O trabalho é lastrado em fontes diversas, reunidas em um vasto banco de dados. “Deve-se pensar sim a punição enquanto justiça criminal e função do sistema público de segurança, mas devemos ver como repercute na imprensa, nos intelectuais da época ou em outras fontes possíveis”. As informações base para o estudo compreendem uma gama desde debates parlamentares sobre questões de violência e punição e compêndios legislatórios sobre o assunto até trabalhos acadêmicos que tiveram enfoque em tais temáticas.

Observações

Fernando Salla, outro autor da pesquisa, assevera que, institucionalmente, não houve incorporação de elementos expostos pelo presente estudo realizado às políticas públicas de segurança. Na mesma linha de crítica à realidade do campo, Alvarez concluiu que “as PECs (Propostas de Emenda à Constituição) que tramitam em relação ao assunto não dialogam com estudos científicos” da área.

Além de ressaltar a continuidade de problemas na segurança, Alvarez alerta para um retrocesso sobre os valores penais. Segundo ele, a redução da idade penal “é como regredir um século na discussão”. Considerando discussões ou âmbitos específicos, como a legislação voltada para adolescentes em conflito com a lei e tudo o que foi reformulado pelo ECA (Estatuto da Criança e do Adolescente), percebe-se que desde o início do século XX se busca equacionar esse tipo de problema. Mas, com a criação do Juizado de Menores, se acabou estigmatizando o perfil de jovens pobres como potenciais criminosos, algo que, segundo o pesquisador, ainda é forte no país.

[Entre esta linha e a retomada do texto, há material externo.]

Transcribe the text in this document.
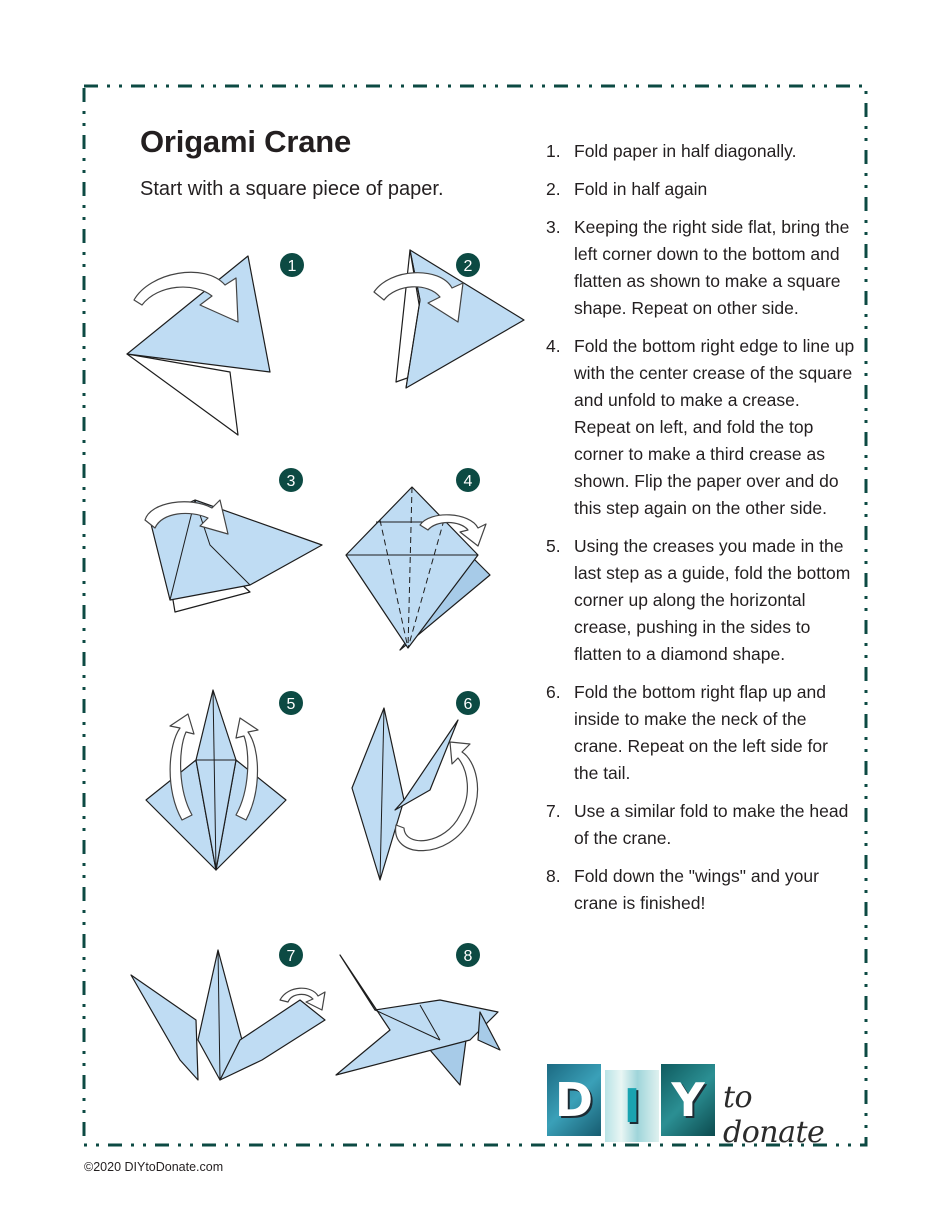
Origami Crane

Start with a square piece of paper.

1. Fold paper in half diagonally.
2. Fold in half again
3. Keeping the right side flat, bring the left corner down to the bottom and flatten as shown to make a square shape. Repeat on other side.
4. Fold the bottom right edge to line up with the center crease of the square and unfold to make a crease. Repeat on left, and fold the top corner to make a third crease as shown. Flip the paper over and do this step again on the other side.
5. Using the creases you made in the last step as a guide, fold the bottom corner up along the horizontal crease, pushing in the sides to flatten to a diamond shape.
6. Fold the bottom right flap up and inside to make the neck of the crane. Repeat on the left side for the tail.
7. Use a similar fold to make the head of the crane.
8. Fold down the "wings" and your crane is finished!
1	2
3	4
5	6
7	8
D I Y to donate

©2020 DIYtoDonate.com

Levando às últimas consequências o estigma do criminoso, para Alvarez, a sociedade brasileira reage intensamente ao “populismo penal”, que corresponde à ideia de resolver problemas sociais complexos com uma resposta jurídica simples. “Se a prisão tradicional já não ressocializa, por que mandar jovens mais cedo para elas?”, indaga.

A pesquisa, intitulada “Construção das Políticas de Segurança e o Sentido da Punição, 1822-2000”, é ligada ao Cepid (Centros de Pesquisa, Inovação e Difusão), da Fundação de Amparo à Pesquisa do Estado de São Paulo, a Fapesp.